Picture by Tailyr Irvine for HuffPost
Peltier’s puppies broke out of the basement because the interview was wrapping up.
His daughter, who had been drifting out and in with a headache, had simply adopted two child huskies and so they ran wild as Peltier beamed and shared their names in Anishinaabe and Lakota, his Native languages. It was one of many many surreal moments of this go to, watching Peltier swap between being an iconic and controversial determine within the Indigenous rights motion, and an 81-year-old man hocking loogies right into a can and speaking about his canines.

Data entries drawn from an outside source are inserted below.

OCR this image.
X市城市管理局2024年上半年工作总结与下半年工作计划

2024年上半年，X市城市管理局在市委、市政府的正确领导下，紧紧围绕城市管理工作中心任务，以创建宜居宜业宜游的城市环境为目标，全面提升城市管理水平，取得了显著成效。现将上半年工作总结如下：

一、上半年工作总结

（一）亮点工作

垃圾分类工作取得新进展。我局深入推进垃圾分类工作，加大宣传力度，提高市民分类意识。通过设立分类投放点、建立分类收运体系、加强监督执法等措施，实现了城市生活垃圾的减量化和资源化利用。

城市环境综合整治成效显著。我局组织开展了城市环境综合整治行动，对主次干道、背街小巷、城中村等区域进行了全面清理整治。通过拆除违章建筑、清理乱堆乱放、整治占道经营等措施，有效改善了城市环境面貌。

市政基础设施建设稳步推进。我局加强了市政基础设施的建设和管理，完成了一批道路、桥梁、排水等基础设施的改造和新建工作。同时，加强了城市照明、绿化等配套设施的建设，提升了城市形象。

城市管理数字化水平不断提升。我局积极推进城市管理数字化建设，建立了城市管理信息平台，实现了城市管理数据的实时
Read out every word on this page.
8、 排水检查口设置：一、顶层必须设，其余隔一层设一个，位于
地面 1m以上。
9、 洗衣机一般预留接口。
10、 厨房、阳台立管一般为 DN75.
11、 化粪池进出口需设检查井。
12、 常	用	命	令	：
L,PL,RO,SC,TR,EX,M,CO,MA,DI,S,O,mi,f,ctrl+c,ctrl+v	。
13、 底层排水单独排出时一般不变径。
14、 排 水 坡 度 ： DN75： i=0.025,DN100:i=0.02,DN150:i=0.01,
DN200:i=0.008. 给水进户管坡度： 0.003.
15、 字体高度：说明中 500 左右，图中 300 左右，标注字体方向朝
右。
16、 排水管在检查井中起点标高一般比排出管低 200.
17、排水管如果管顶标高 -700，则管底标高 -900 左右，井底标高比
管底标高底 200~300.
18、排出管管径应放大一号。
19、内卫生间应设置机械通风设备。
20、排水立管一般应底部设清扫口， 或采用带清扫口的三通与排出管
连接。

He has plenty of massive plans forward, even in his superior years. He needs to file an audiobook about his life, as a result of writing books by hand, which he’s carried out prior to now, “was a fuckin’ killer.” He needs to rework his storage into an artwork studio and get again to portray. He’d want to repair his eyes first, so he’s been speaking to Mayo Clinic medical doctors about procedures that might assist his imaginative and prescient. He’s ready to journey to the Mayo Clinic primarily based in Minnesota in the event that they might help.
He’ll want a particular move from the Bureau of Prisons to go, although.
Peltier’s residence well being aide had been sitting quietly within the kitchen all through the day. A lady in her early 30s, she stated she’d solely been on the job for a number of weeks, and politely smiled when requested if it’s been annoying having so many individuals coming out and in of the home. She stated no, and conveyed that she, too, feels how surreal it’s being round Peltier.
“I learned about him in school,” she stated. “We had to write papers on him.”